Demystifying Merchant Banking: A Beginner's Guide
- Rathi
- May 28, 2024
- 2 min read
Updated: Jun 25, 2024
Who Are Merchant Bankers?

A merchant banker is a professional who helps businesses with various financial tasks, such as selling securities (like stocks and bonds). They play an important role by assisting companies in raising funds, managing stock issues, providing stock broking services, and offering international financial advice.
Types of Merchant Bankers
The Securities and Exchange Board of India (SEBI) categorizes merchant bankers into four groups:
Category I: These bankers can manage public stock issues, provide advice, consult, underwrite, and manage investment portfolios.
Category II: These bankers can advise, consult, underwrite, and manage portfolios, but they can't independently manage public stock issues. They can assist as co-managers.
Category III: These bankers can only provide advice, consult, and underwrite. They can't manage public stock issues or portfolios, nor can they act as co-managers.

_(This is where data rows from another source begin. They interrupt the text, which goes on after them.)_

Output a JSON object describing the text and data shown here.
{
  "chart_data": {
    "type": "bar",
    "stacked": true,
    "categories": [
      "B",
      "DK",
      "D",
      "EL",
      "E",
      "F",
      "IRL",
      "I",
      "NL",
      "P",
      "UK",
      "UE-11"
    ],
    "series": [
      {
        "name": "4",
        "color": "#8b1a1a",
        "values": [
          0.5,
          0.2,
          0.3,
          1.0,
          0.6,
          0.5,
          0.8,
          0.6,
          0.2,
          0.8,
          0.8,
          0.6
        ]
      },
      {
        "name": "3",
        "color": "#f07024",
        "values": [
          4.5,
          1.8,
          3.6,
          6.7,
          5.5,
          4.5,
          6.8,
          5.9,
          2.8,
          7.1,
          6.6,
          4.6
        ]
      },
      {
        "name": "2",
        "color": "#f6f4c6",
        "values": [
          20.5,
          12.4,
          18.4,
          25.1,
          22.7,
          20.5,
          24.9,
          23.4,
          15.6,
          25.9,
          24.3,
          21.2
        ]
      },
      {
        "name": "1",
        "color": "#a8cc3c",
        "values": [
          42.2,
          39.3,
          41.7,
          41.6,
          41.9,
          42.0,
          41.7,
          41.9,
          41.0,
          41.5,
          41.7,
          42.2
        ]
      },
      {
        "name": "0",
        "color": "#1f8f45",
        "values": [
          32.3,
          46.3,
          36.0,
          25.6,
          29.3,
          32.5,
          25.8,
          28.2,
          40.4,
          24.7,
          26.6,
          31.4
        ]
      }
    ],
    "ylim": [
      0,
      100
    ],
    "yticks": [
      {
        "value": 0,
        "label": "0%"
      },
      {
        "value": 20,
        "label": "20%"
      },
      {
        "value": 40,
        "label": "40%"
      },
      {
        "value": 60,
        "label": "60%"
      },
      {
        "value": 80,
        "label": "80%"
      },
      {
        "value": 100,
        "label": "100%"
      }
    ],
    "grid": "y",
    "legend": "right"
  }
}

Category IV: These bankers can only provide consulting or advisory services related to stock issues.
How Do Merchant Banks Operate?
Merchant banks mainly work with large, established companies needing help with complex financial tasks such as mergers, acquisitions, and initial public offerings (IPOs). Their services include:
Underwriting: Taking on the risk of buying new securities from a company and selling them to investors.
Corporate Finance: Assisting companies in managing their financial strategies.
Securities Trading: Buying and selling securities for clients.
Advisory Services: Offering expert financial advice to companies.
Merchant banks also offer investment and asset management services for wealthy individuals and families, charging higher fees due to their specialized expertise. Sometimes, they invest directly in the companies they help, leading to potential profits.
Merchant banks can operate independently or as part of larger financial institutions, such as investment or commercial banks. The industry has evolved with new regulations and market changes, influencing how these banks work and serve their clients.
Benefits of Merchant Banking
Risk Management: They help clients manage market risks through strategies like hedging and insurance.
Expertise: They offer valuable strategic advice based on deep knowledge of financial markets.
Networking: Their extensive networks connect clients with investors, corporations, and other financial institutions.
Global Reach: Their international presence helps clients expand globally and access foreign markets.
Customized Solutions: They provide tailored financial solutions to meet each client's unique needs.
Long-term Relationships: They build lasting relationships with clients, offering continuous support and advice.
Merchant banks simplify complex financial tasks and provide specialized services, playing a crucial role in helping businesses grow and succeed.